The northern rātā is experiencing its best flowering season in decades. But the native tree is at risk and conservation groups are now warning this could be its last blast. 

Otangaroa Forest in Northland has had seven years of intensive pest control and is starting to come back to life. 

Ancient rātā trees used to tower over much of New Zealand, and there are fears this year's display could be its last. 

"The trees are now facing an uncertain future," says Dean Baigent-Mercer, Forest & Bird's Northland conservation advocate.

"Already they are heavily attacked by possums. You can see dead and dying trees across the country in areas where there is no pest control."

He says rātā, cousin of pōhutukawa, are in "states of active collapse" because most Department of Conservation forests across Northland still don't have comprehensive pest control. 

Now there's the prospect of a new danger - the fungal disease myrtle rust.

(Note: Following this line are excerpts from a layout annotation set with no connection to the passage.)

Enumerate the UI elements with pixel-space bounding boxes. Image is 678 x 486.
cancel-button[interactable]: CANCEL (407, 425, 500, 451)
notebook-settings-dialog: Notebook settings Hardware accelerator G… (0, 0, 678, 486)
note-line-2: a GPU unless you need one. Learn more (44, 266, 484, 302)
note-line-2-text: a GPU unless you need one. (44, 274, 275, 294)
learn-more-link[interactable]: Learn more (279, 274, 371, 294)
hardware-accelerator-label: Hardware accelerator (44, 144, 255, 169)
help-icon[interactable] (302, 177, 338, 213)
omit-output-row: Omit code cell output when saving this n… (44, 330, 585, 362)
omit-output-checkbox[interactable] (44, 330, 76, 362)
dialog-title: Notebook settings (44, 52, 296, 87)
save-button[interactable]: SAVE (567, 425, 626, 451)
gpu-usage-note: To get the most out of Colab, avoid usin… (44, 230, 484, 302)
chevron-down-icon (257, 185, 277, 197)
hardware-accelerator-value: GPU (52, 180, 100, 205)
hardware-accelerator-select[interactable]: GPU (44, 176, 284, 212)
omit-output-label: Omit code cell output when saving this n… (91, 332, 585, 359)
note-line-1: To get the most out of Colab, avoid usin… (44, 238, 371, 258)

This year could be the last huge flowering of northern rātā before the rust hits.  

Rātā have tiny seeds that are spread by the wind and land in the tops of other trees. But if a seed doesn't find a place to germinate, it dies. 

"This summer, because there's so many flowers, there's so many seeds," says Mr Baigent-Mercer. "So very soon, those seeds will be released and it's a big opportunity."

Forest & Bird has released a video asking the public for help. It's urging everyone to collect the seeds and plant as many as possible - a small step that could help a giant survive.